DAV Position Paper on Commission’s Artificial Intelligence Act Proposal
18 January 2022
Pingen Kopie Dr. Anna Pingen

On 25 November 2021, the German Bar Association (Deutscher Anwaltverein - DAV) published a position paper on the Proposal of the European Commission for a Regulation of the European Parliament and of the Council Laying Down Harmonised Rules on Artificial Intelligence (Artificial Intelligence Act) and Amending Certain Union Legislative Acts, adopted on 21 April 2021 (COM (2021) 206 final) (on the Commission’s Proposal → eucrim 2/2021, 77). The DAV welcomed the risk-based approach of the AIA Proposal but points out that the binary classification into high-risk/non-high-risk AI systems leaves less room for differentiation of other risk levels.The association welcomed the EU Commission’s proposal but criticised the definition of AI systems in Art. 3(1) of the proposal as being too narrow with regard to future developments, as it refers to human-defined objectives. It does not object to Art. 5 of the proposal’s lists of intolerable and prohibited AI systems. However, the DAV advocates clear criteria that would help distinguish between AI systems that are prohibited and AI systems that are permitted.

The DAV further welcomed the prohibition of social scoring but expressed regret that the prohibition has been softened by the conditions mentioned in (i) and (ii). It sees room for broad interpretation in the wording of the conditions (e.g. terms such as “unrelated to the contexts” (i) or “unjustified or disproportionate” (ii)).

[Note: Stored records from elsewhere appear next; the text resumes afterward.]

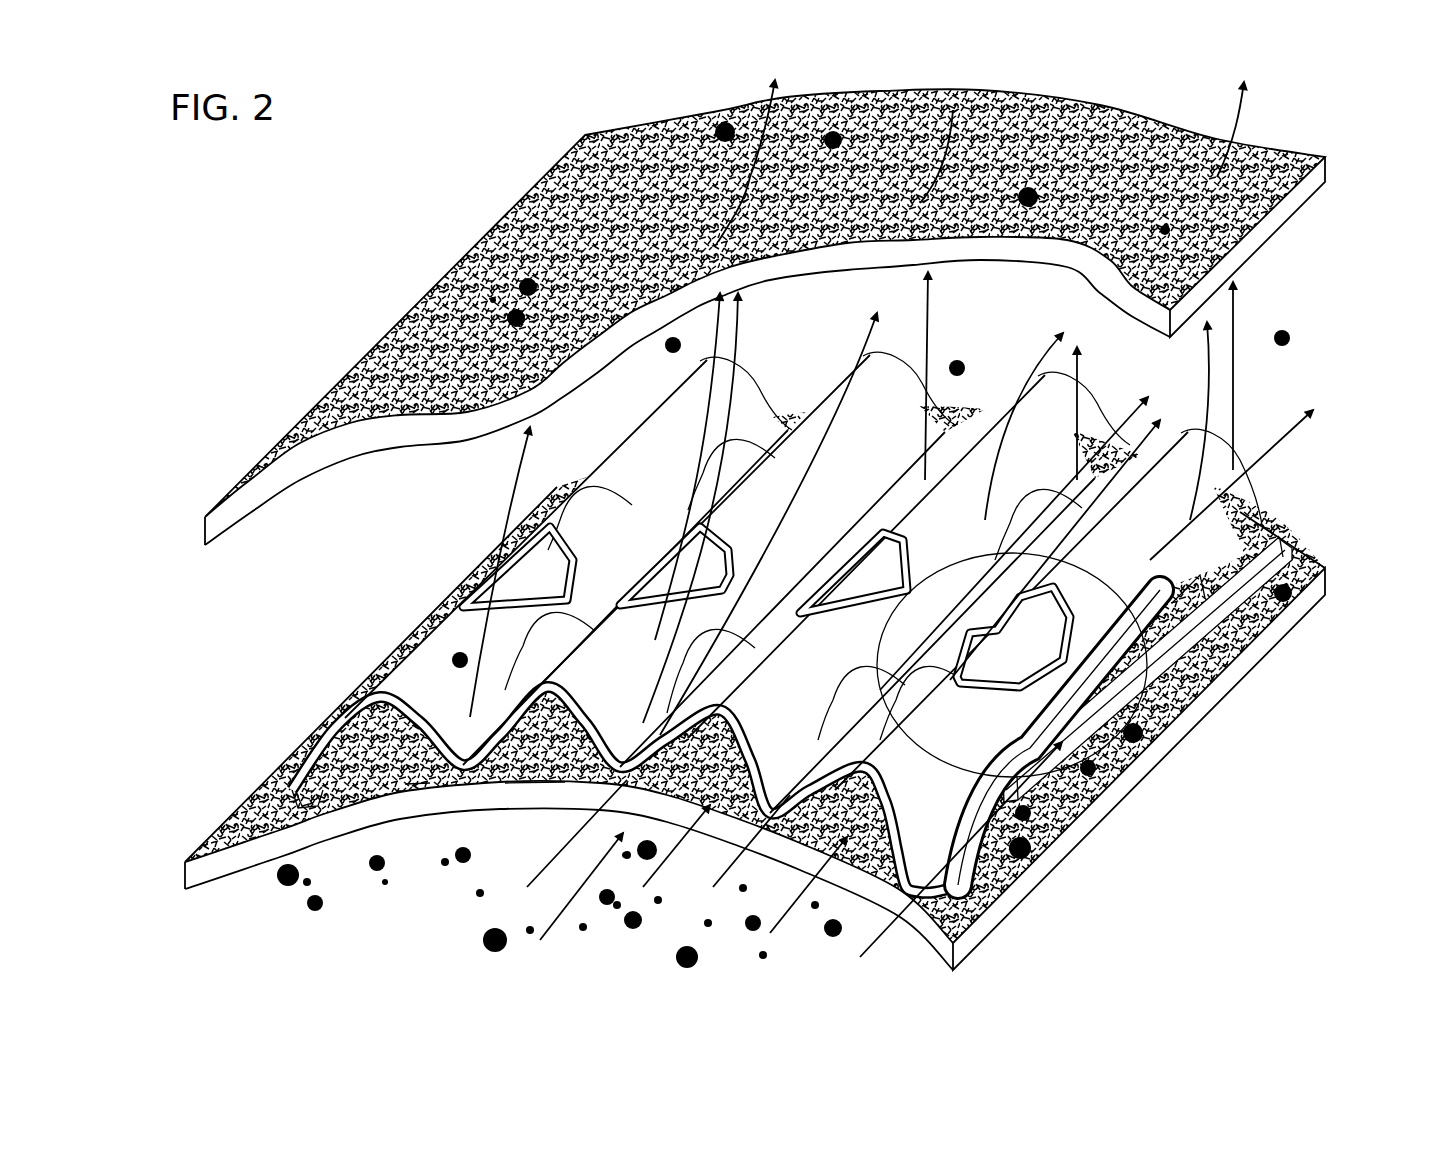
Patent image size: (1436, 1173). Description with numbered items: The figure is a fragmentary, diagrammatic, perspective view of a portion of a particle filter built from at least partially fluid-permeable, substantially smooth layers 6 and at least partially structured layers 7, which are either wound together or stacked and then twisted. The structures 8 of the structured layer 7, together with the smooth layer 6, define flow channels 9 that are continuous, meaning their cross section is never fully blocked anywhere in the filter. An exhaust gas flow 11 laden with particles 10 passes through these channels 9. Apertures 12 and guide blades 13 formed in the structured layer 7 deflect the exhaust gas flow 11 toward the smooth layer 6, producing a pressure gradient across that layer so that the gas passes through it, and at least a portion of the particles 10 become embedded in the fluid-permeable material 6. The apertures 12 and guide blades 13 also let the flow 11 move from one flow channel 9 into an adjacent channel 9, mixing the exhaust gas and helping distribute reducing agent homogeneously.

The fluid-permeable, substantially smooth layer 6 is at (1292, 180).
The structured layer 7 is at (1222, 478).
The structures 8 is at (318, 790).
The flow channels 9 is at (527, 783).
The particles 10 is at (706, 113).
The exhaust gas flow 11 is at (1243, 117).
The apertures 12 is at (1135, 602).
The guide blades 13 is at (1045, 772).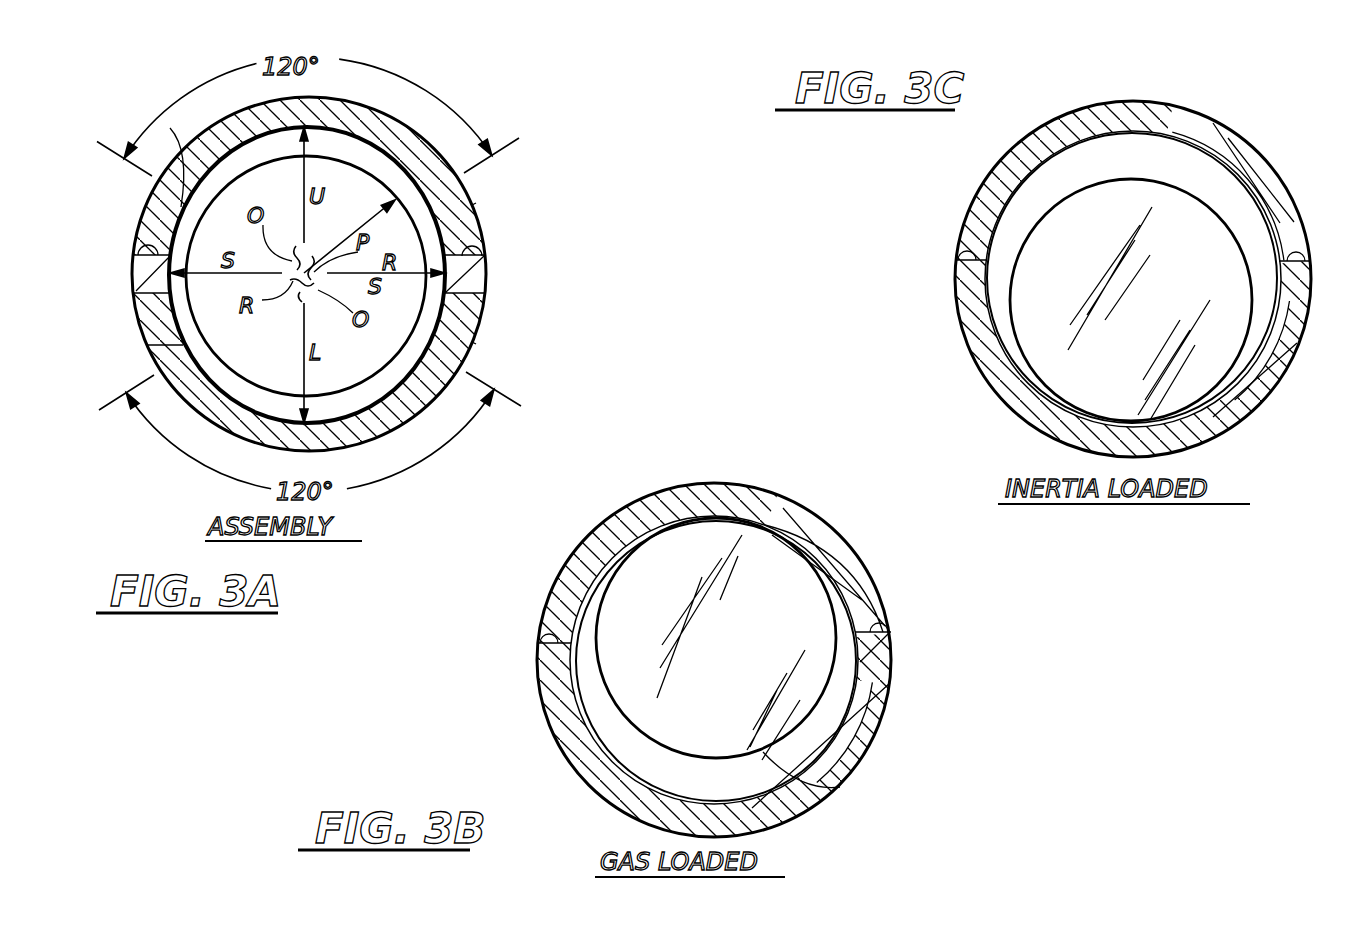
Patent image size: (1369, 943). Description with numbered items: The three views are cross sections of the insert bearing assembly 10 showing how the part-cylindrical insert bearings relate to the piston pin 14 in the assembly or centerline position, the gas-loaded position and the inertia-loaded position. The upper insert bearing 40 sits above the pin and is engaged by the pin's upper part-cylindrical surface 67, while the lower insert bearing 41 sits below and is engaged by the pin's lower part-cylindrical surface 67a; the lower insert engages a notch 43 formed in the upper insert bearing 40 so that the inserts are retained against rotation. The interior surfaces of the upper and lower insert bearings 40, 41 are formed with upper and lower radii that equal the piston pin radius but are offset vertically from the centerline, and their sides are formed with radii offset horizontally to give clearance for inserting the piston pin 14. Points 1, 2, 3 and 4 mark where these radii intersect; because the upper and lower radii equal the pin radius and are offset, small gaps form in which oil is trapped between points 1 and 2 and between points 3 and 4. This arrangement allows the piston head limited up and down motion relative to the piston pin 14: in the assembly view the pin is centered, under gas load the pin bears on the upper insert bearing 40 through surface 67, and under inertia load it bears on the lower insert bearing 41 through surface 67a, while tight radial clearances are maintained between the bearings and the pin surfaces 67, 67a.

The association criticizes that only biometric identifications in real time-situations have been banned and that Art. 5 of the proposal only prohibits biometric identification systems when used for law enforcement purposes. The DAV regrets the absence of a general ban on AI systems that take independent judicial decisions, a “predictive policing” ban, and a complete ban of polygraphs. It joins the CCBE Position Paper in its call for a ban on AI systems in the areas of migration, asylum, and border control management until they have been independently assessed for compliance with international human rights standards.

With regard to use of AI in the area of law enforcement, the DAV stressed that, in cases in which decisions are based on data or results are produced by an AI system, the parties and/or their lawyers must be able to access this AI system in order to assess its characteristics, the data used, and the relevance of the results it provides. For the use of AI in the justice area, the association recommends that detailed principles and guidelines be established and that AI systems only be introduced if sufficient safeguards against discrimination and bias are in place.